NI DE AQUI NI DE ALLÁ…

NI DE AQUI NI DE ALLÁ…

La noche anterior, Melisa había iniciado con pequeñas contracciones y había expulsado el tapón mucoso; era la clara señal que pronto daría a luz. Se había empecinado en hacerlo en Querétaro, la ciudad en la que vivían sus padres que la apoyarían. Su plan, perfectamente diseñado, no tenía errores: contaba con suficientes ahorros para el parto, gozaba de cabal salud y su embarazo iba bien. ¿Qué podía fallar? Ella se sentía segura, a pesar de que el susodicho hubiera puesto pies en polvorosa nada más saber que sería padre.

Había que darse prisa; se suponía que tenía el tiempo justo para hacer la maleta y dirigirse al punto de encuentro para el viaje. Dos horas la separaban de su feliz destino: León-Querétaro, en México.

Don Anselmo, el bonachón conductor del BlaBlaCar, le inspiraba confianza; era un señor de la tercera edad con quien ya había hecho viajes. El costo, siempre conveniente, era un plus ahora que necesitaba ser juiciosa con los gastos, y el viaje corto era siempre una aventura.

Con su vientre voluminoso, tomó asiento con desenfado en el espacio del copiloto y pronto se enfilaron rumbo a su destino en compañía de otras tres pasajeras que iban en la parte de atrás: una madre joven con su pequeña hija de tres años y su abuela.
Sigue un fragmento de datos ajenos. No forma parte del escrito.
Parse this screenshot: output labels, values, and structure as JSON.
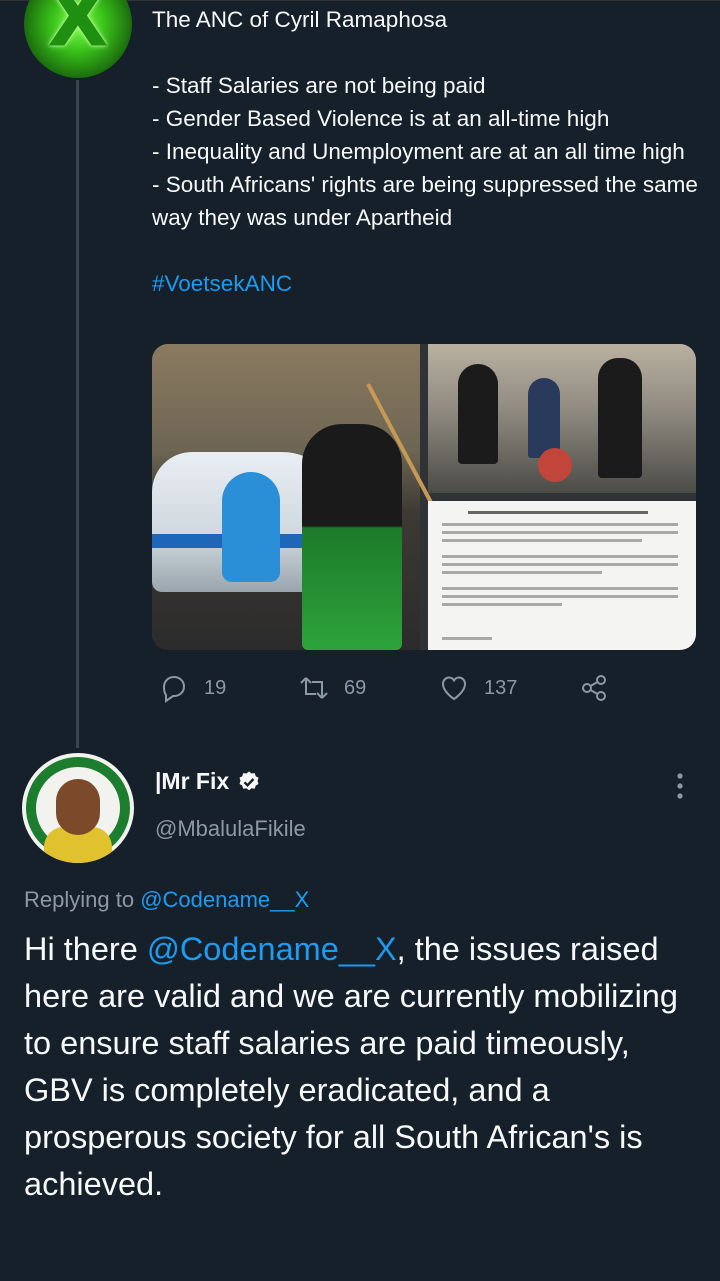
{
  "tweet1": {
    "avatar_icon": "x-logo-icon",
    "lines": [
      "The ANC of Cyril Ramaphosa",
      "",
      "- Staff Salaries are not being paid",
      "- Gender Based Violence is at an all-time high",
      "- Inequality and Unemployment are at an all time high",
      "- South Africans' rights are being suppressed the same way they was under Apartheid",
      "",
      "#VoetsekANC"
    ],
    "hashtag": "#VoetsekANC",
    "media": {
      "main_image": "police-car-confrontation-image",
      "top_right_image": "street-protest-image",
      "bottom_right_image": "salary-letter-document-image"
    },
    "actions": {
      "replies": "19",
      "retweets": "69",
      "likes": "137"
    }
  },
  "tweet2": {
    "name": "|Mr Fix",
    "handle": "@MbalulaFikile",
    "verified": true,
    "replying_prefix": "Replying to ",
    "replying_to": "@Codename__X",
    "text_before": "Hi there ",
    "mention": "@Codename__X",
    "text_after": ", the issues raised here are valid and we are currently mobilizing to ensure staff salaries are paid timeously, GBV is completely eradicated, and a prosperous society for all South African's is achieved."
  },
  "colors": {
    "background": "#15202b",
    "text": "#f7f9f9",
    "secondary": "#8b98a5",
    "link": "#1d9bf0"
  }
}
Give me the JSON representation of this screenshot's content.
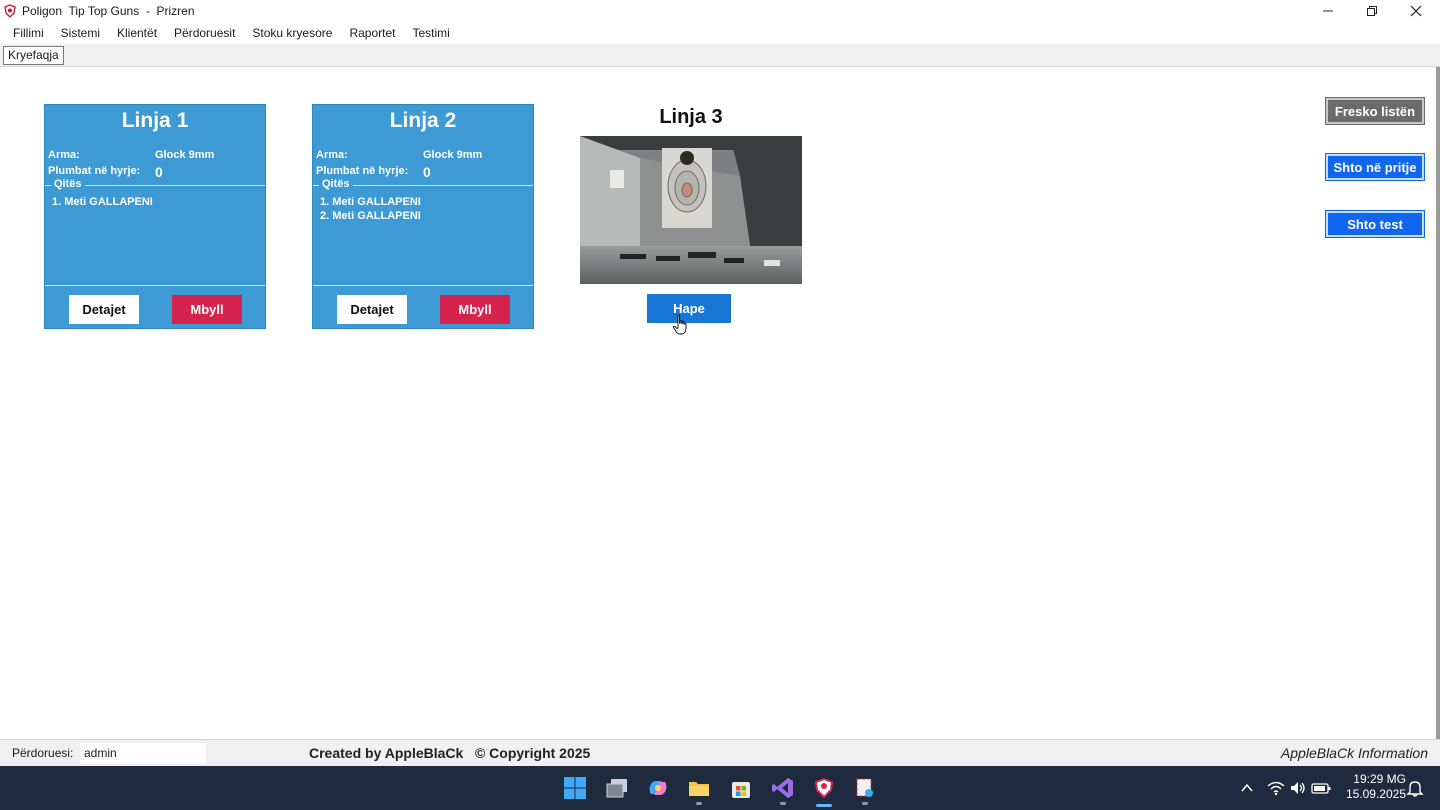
{
  "window": {
    "title": "Poligon  Tip Top Guns  -  Prizren"
  },
  "menu": [
    "Fillimi",
    "Sistemi",
    "Klientët",
    "Përdoruesit",
    "Stoku kryesore",
    "Raportet",
    "Testimi"
  ],
  "tab": "Kryefaqja",
  "lines": [
    {
      "title": "Linja 1",
      "weapon_label": "Arma:",
      "weapon": "Glock 9mm",
      "bullets_label": "Plumbat në hyrje:",
      "bullets": "0",
      "shooters_label": "Qitës",
      "shooters": [
        "1. Meti GALLAPENI"
      ],
      "details_btn": "Detajet",
      "close_btn": "Mbyll"
    },
    {
      "title": "Linja 2",
      "weapon_label": "Arma:",
      "weapon": "Glock 9mm",
      "bullets_label": "Plumbat në hyrje:",
      "bullets": "0",
      "shooters_label": "Qitës",
      "shooters": [
        "1. Meti GALLAPENI",
        "2. Meti GALLAPENI"
      ],
      "details_btn": "Detajet",
      "close_btn": "Mbyll"
    }
  ],
  "line3": {
    "title": "Linja 3",
    "open_btn": "Hape"
  },
  "side_buttons": {
    "refresh": "Fresko listën",
    "add_waiting": "Shto në pritje",
    "add_test": "Shto test"
  },
  "status": {
    "user_label": "Përdoruesi:",
    "user": "admin",
    "credit": "Created by AppleBlaCk   © Copyright 2025",
    "info": "AppleBlaCk Information"
  },
  "clock": {
    "time": "19:29 MG",
    "date": "15.09.2025"
  },
  "colors": {
    "card_bg": "#3d9ad4",
    "close_btn": "#d4244e",
    "primary_btn": "#1166f0",
    "refresh_btn": "#6b6b6b",
    "taskbar": "#1e2a3d"
  }
}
No habían recorrido ni una hora cuando, en un bache, rompió aguas. Fue sorprendida por una oleada de dolorosas contracciones que iban y venían conforme avanzaba el trayecto. Siempre había escuchado que, solo en las películas, los bebés nacían en un suspiro, pero ella ya estaba sintiendo ganas de pujar. Don Anselmo, pálido como una vela, empezó a temblar y solamente gritaba: «¿Qué hago? ¿A dónde te llevo?». La abuela tranquilizaba a Melisa y le limpiaba el sudor con una servilleta arrugada que sacó de quién sabe dónde; Rosita, la pequeña niña, aullaba de susto con cada grito que pegaba la parturienta, mientras que la joven madre marcaba nerviosa al 911.

Melisa gritó a voz en cuello: «¡Ya está aquí!» Don Anselmo no tuvo más remedio que frenar y hacerse espacio en el acotamiento. La abuela gritaba: «¡Puja! ¡Puja!» En dos segundos iba coronando la cabeza. De repente, un llanto explosivo invadió el ambiente… Era un niño de mofletes rechonchos, nacido en las inmediaciones de dos estados: era mexicano, aunque increíblemente no era ¡ni de aquí, ni de allá!